Test by the "Godfather of AI" reveals the truth about GPT-4 level: it is many times dumber than humans
A team of researchers from Meta, the parent company of Facebook, has created a new test to assess the abilities of AI assistants such as OpenAI GPT-4 large language model (LLM). It turned out that it is much dumber than humans in terms of intellectual level.
The results of the study were published on the arXiv preprint website. The research is still awaiting review by the scientific community.
A team of researchers, including Meta's chief scientist Yang LeKun, who is called the "godfather of AI," developed the exam called GAIA. It consists of 466 questions that are conceptually simple for humans but difficult for most advanced AIs.
It turned out that human respondents were able to answer 92% of the exam questions correctly. At the same time, GPT-4, even equipped with some hand-picked plugins, scored only 15%. The recently released OpenAI GPT4 Turbo also did not perform well, scoring less than 10%.
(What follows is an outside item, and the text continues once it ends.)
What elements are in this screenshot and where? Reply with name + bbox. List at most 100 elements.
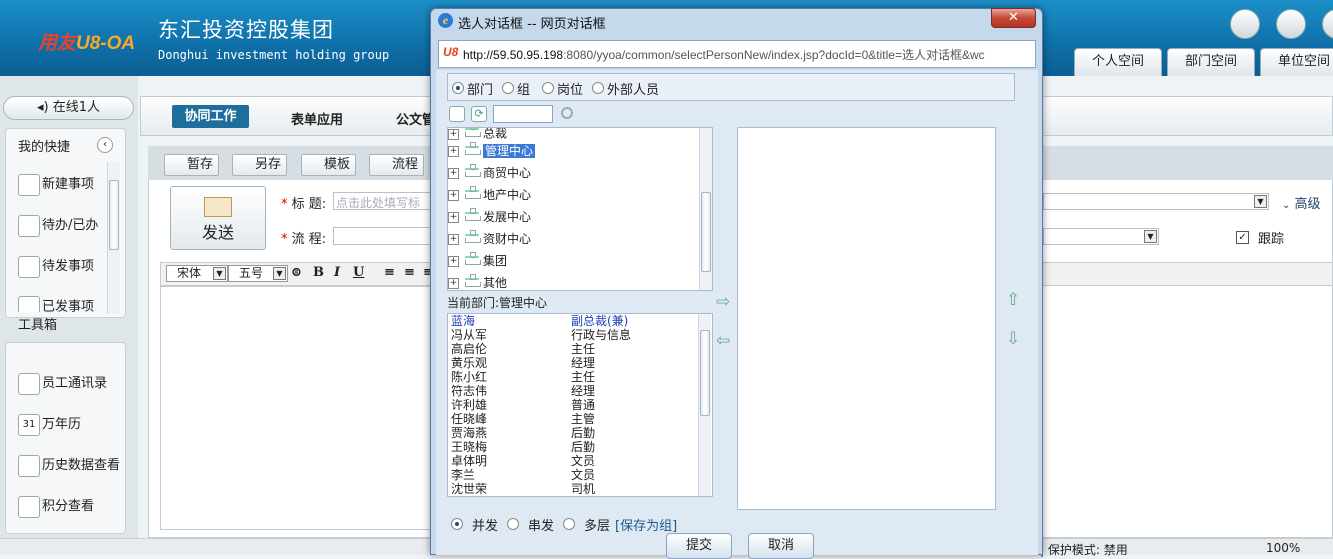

It is worth noting that for some reason, the researchers did not include competing LLMs, such as Llama 2 from the same Meta or Bard from Google.
Nevertheless, the study shows that AI is still quite far from reaching general artificial intelligence (AGI), a state in which AI algorithms can outperform humans in intellectual tasks.
As The Byte writes, the researchers' findings also contradict the loud statements made by prominent figures in the AI industry.
"This marked difference in performance contrasts with a recent trend of LLMs outperforming humans on tasks requiring professional skills, such as law or chemistry," the researchers noted.
In the GPT-4 documentation, OpenAI claims that their model "demonstrates human-level performance on a variety of professional and academic tests, including passing a simulated bar exam with a score within the top ten percent of test takers."
However, scientists are still debating how to actually assess LLM intelligence if GPT-4, like other AI models, still has many flaws and sometimes cannot distinguish truth from fiction.
LeCun has previously criticized the hype surrounding AI and denied evidence that it poses an existential threat to humans.
According to him, LLMs apparently "have some understanding of what they're reading and generating... but that understanding is very limited and superficial."
"Otherwise, they would not be confused so often and would not make mistakes that contradict common sense," the scientist emphasized.
Earlier, OBOZ.UA reported that OpenAI is probably working on a next-generation model called Q*, which can bring the level of AI deductive reasoning to the height of human intelligence.